Laurie Spiegel, pionera de la música electrónica conocida por su álbum de 1980 *The Expanding Universe* y su composición en el Disco de Oro del Voyager, ha revivido su herramienta de música algorítmica de 1986, Music Mouse, con Eventide para sistemas operativos modernos. Music Mouse, que permite a los usuarios crear melodías complejas moviendo un ratón sobre una cuadrícula XY restringida a escalas específicas, es descrita por Spiegel como un "instrumento inteligente" o un "sistema experto", no un algoritmo generativo ni una IA, ya que requiere entrada y control humano directo.

Spiegel expresa menos entusiasmo por la tecnología musical actual que por la música misma: la composición, la estructura y el contrapunto. Señala que si bien el software permite una comprensión más profunda de la estructura musical, también facilita la generación de música que carece de expresión humana individual, lo cual ella considera el propósito fundamental de la música. Ella compara la computadora con un "instrumento folclórico" porque las herramientas digitales permiten la reutilización y el collage de sonido, similar al proceso folclórico tradicional.

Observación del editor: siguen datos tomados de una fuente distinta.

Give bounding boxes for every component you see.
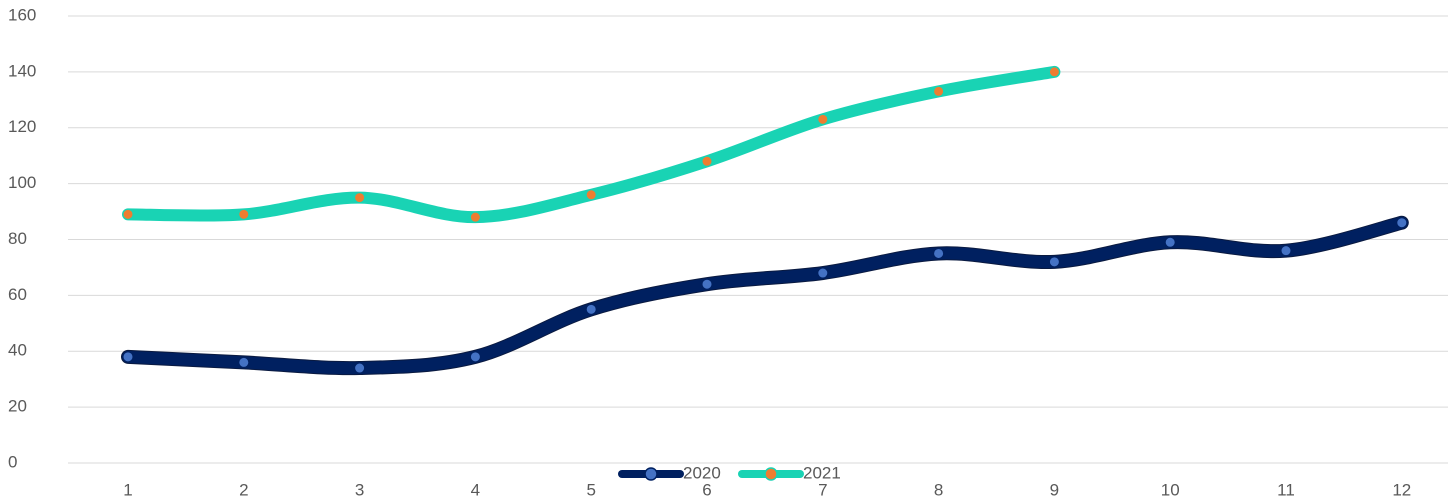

Ella separa firmemente la composición algorítmica de la IA generativa, afirmando que los algoritmos son descripciones de procesos, mientras que la IA simula la inteligencia, a menudo utilizando fuerza bruta o redes neuronales. Music Mouse es un instrumento que apoya al intérprete automatizando tareas de bajo nivel como la colocación de notas, permitiendo que el enfoque humano se centre en la fraseología y la forma. Con respecto al futuro papel del compositor, Spiegel rechaza la idea de que la habilidad se vuelva irrelevante, argumentando que las nuevas técnicas complementan, en lugar de reemplazar, a las antiguas, y que el impulso humano fundamental para la autoexpresión sigue siendo primordial.